The nurse is assessing a client for constipation. Which of the following is the first review that the nurse should conduct to identify the cause of constipation? Choose the correct option a) Review the client's alcohol consumption. b) Review the client's current medications. c) Review the client's activity levels. d) Review the client's usual pattern of elimination.

D. Explanation: Constipation has many possible reasons; assessing the client's usual pattern of elimination is the first step in identifying the cause.

Diet modifications for patient diagnosed with chronic inflammatory bowel disease include which of the following? a) Calorie restriction b) Low protein c) Iron restriction d) Low residue

D. Explanation: Oral fluids and a low-residue, high-protein, high-calorie diet with supplemental vitamin therapy and iron replacement are prescribed to meet the nutritional needs, reduce inflammation, and control pain and diarrhea.

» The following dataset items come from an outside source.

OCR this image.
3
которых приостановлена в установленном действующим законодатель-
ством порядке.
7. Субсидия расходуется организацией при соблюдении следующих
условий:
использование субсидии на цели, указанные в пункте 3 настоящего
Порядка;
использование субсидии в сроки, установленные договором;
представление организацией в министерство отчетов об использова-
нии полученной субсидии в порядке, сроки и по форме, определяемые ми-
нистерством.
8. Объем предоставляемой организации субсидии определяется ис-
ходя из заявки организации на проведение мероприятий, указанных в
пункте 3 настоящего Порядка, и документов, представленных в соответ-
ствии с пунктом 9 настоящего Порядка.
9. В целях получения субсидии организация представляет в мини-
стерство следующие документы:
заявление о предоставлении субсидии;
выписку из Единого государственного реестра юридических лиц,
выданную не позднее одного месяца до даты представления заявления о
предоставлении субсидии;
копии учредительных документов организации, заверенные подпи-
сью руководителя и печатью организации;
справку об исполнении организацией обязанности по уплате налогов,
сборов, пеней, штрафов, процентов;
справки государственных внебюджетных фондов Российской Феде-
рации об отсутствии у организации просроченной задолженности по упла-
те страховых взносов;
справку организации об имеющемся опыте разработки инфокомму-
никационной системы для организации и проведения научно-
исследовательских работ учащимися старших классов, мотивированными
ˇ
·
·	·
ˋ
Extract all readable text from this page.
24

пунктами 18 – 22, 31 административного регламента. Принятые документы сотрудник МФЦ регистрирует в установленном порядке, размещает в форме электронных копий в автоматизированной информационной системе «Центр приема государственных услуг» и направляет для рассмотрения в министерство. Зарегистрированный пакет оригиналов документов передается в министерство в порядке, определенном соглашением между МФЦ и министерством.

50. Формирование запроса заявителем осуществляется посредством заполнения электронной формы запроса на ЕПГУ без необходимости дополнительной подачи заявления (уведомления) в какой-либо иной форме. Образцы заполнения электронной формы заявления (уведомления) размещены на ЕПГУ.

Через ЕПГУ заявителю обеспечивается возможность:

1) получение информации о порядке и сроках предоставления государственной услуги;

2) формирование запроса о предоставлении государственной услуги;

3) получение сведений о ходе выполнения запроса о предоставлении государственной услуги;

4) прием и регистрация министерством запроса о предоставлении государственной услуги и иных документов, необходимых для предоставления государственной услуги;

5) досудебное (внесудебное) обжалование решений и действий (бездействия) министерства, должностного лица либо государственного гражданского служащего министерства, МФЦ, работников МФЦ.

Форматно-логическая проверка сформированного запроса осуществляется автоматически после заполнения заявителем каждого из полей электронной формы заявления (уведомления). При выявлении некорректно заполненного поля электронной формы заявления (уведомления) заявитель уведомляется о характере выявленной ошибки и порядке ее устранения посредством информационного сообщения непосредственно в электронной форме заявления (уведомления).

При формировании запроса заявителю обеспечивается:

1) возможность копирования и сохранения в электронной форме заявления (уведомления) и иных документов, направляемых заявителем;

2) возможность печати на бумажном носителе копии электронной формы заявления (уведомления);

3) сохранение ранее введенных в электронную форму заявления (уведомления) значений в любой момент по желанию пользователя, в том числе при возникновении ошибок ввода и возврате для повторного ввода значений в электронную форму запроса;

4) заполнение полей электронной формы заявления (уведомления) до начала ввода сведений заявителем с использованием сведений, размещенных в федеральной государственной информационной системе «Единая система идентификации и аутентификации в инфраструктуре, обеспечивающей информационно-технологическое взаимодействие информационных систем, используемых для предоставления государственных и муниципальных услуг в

A nurse is teaching an elderly client about good bowel habits. Which statement by the client indicates to the nurse that additional teaching is required? a) "I should exercise four times per week." b) "I should eat a fiber-rich diet with raw, leafy vegetables, unpeeled fruit, and whole grain bread." c) "I need to drink 2 to 3 liters of fluids every day." d) "I need to use laxatives regularly to prevent constipation."

D. Explanation: The client requires more teaching if he states that he'll use laxatives regularly to prevent constipation. The nurse should teach this client to gradually eliminate the use of laxatives because using laxatives to promote regular bowel movements may have the opposite effect. A high-fiber diet, ample amounts of fluids, and regular exercise promote good bowel health.